À ce moment, la tête… la tête morte… la tête exsangue… la tête ouvrit les yeux… . Marie jeta un cri d’angoisse. Renaud vacilla et devint aussi pâle que cette tête qu’il tenait. Mais presque aussitôt il se remit et prononça :
– Les morts entendent…
Le silence était profond. Marie grelottait. Elle était hors le réel, hors la vie.
– Tu vois, dit Renaud avec exaltation, elle nous a pardonné. Marie ! Ma mère a béni notre amour…
Marie eut un soupir atroce…
– Ma mère, dormez en paix. Le serment que je vous ai fait, je le renouvelle : tu seras vengée… la fille de Croixmart mourra comme tu es morte : par le feu !…
Marie demeura écrasée, serrant sa langue entre ses dents pour ne pas crier : Grâce pour moi ! Grâce pour mon amour !…

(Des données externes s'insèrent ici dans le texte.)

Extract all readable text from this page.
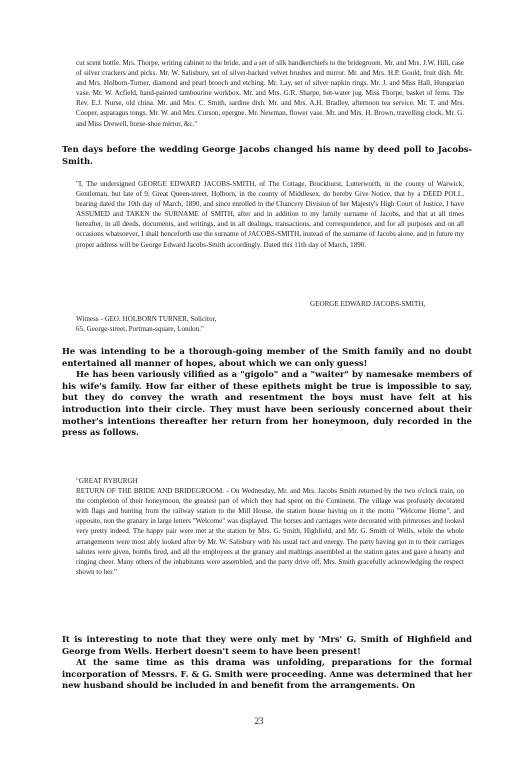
cut scent bottle. Mrs. Thorpe, writing cabinet to the bride, and a set of silk handkerchiefs to the bridegroom. Mr. and Mrs. J.W. Hill, case of silver crackers and picks. Mr. W. Salisbury, set of silver-backed velvet brushes and mirror. Mr. and Mrs. H.P. Gould, fruit dish. Mr. and Mrs. Holborn-Turner, diamond and pearl brooch and etching. Mr. Lay, set of silver napkin rings. Mr. J. and Miss Hall, Hungarian vase. Mr. W. Acfield, hand-painted tambourine workbox. Mr. and Mrs. G.R. Sharpe, hot-water jug. Miss Thorpe, basket of ferns. The Rev. E.J. Nurse, old china. Mr. and Mrs. C. Smith, sardine dish. Mr. and Mrs. A.H. Bradley, afternoon tea service. Mr. T. and Mrs. Cooper, asparagus tongs. Mr. W. and Mrs. Curson, epergne. Mr. Newman, flower vase. Mr. and Mrs. H. Brown, travelling clock. Mr. G. and Miss Drewell, horse-shoe mirror, &c."

Ten days before the wedding George Jacobs changed his name by deed poll to Jacobs-Smith.

"I, The undersigned GEORGE EDWARD JACOBS-SMITH, of The Cottage, Brockhurst, Lutterworth, in the county of Warwick, Gentleman, but late of 9, Great Queen-street, Holborn, in the county of Middlesex, do hereby Give Notice, that by a DEED POLL, bearing dated the 10th day of March, 1890, and since enrolled in the Chancery Division of her Majesty's High Court of Justice, I have ASSUMED and TAKEN the SURNAME of SMITH, after and in addition to my family surname of Jacobs, and that at all times hereafter, in all deeds, documents, and writings, and in all dealings, transactions, and correspondence, and for all purposes and on all occasions whatsoever, I shall henceforth use the surname of JACOBS-SMITH, instead of the surname of Jacobs alone, and in future my proper address will be George Edward Jacobs-Smith accordingly. Dated this 11th day of March, 1890.
GEORGE EDWARD JACOBS-SMITH,
Witness - GEO. HOLBORN TURNER, Solicitor,
65, George-street, Portman-square, London."

He was intending to be a thorough-going member of the Smith family and no doubt entertained all manner of hopes, about which we can only guess!

He has been variously vilified as a "gigolo" and a "waiter" by namesake members of his wife's family. How far either of these epithets might be true is impossible to say, but they do convey the wrath and resentment the boys must have felt at his introduction into their circle. They must have been seriously concerned about their mother's intentions thereafter her return from her honeymoon, duly recorded in the press as follows.

"GREAT RYBURGH
RETURN OF THE BRIDE AND BRIDEGROOM. - On Wednesday, Mr. and Mrs. Jacobs Smith returned by the two o'clock train, on the completion of their honeymoon, the greatest part of which they had spent on the Continent. The village was profusely decorated with flags and bunting from the railway station to the Mill House, the station house having on it the motto "Welcome Home", and opposite, non the granary in large letters "Welcome" was displayed. The horses and carriages were decorated with primroses and looked very pretty indeed. The happy pair were met at the station by Mrs. G. Smith, Highfield, and Mr. G. Smith of Wells, while the whole arrangements were most ably looked after by Mr. W. Salisbury with his usual tact and energy. The party having got in to their carriages salutes were given, bombs fired, and all the employees at the granary and maltings assembled at the station gates and gave a hearty and ringing cheer. Many others of the inhabitants were assembled, and the party drive off, Mrs. Smith gracefully acknowledging the respect shown to her."

It is interesting to note that they were only met by 'Mrs' G. Smith of Highfield and George from Wells. Herbert doesn't seem to have been present!

At the same time as this drama was unfolding, preparations for the formal incorporation of Messrs. F. & G. Smith were proceeding. Anne was determined that her new husband should be included in and benefit from the arrangements. On

23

Le bruit du marteau frappant sur les clous la ranima. Elle se leva… Renaud avait déposé la tête dans le petit cercueil, et il clouait le couvercle. Il dit :
– Marie, soyez brave jusqu’au bout. Éclairez-moi…
La jeune fille à demi-folle, prit le falot, s’approcha de Renaud à genoux, et se tint près de lui, tandis qu’il frappait du marteau. En cet instant, le pas sourd d’hommes en marche fit retentir les échos endormis de la place de Grève.
C’était une patrouille d’archers du guet commandée par un officier. Près de l’officier marchaient deux gentilshommes. Tous s’arrêtèrent brusquement. Cet inconnu à genoux dans les cendres du bûcher et achevant de clouer le couvercle d’un cercueil, cette femme drapée de noir, cette scène éclairée par les lueurs du falot, ce dut être pour eux une vision créatrice d’effroi… Ils reculèrent. L’un des gentilshommes s’avança, au contraire, examina les deux apparitions, étouffa un juron de joie haineuse, et revint à ses compagnons.
– Que font ces deux envoyés de Satan ? gronda l’officier.
Le gentilhomme lui saisit le bras et murmura à son oreille :
– Silence, monsieur !… Rentrez au Louvre, sans bruit. Et faites savoir aux fils du roi qu’ils aient à ne plus s’inquiéter…
L’officier obéit. La patrouille s’éloigna. Mais les deux gentilshommes étaient restés cachés dans l’ombre. Ces deux hommes étaient : l’un, le comte Jacques d’Albon de Saint-André ; l’autre, le baron Gaétan de Roncherolles.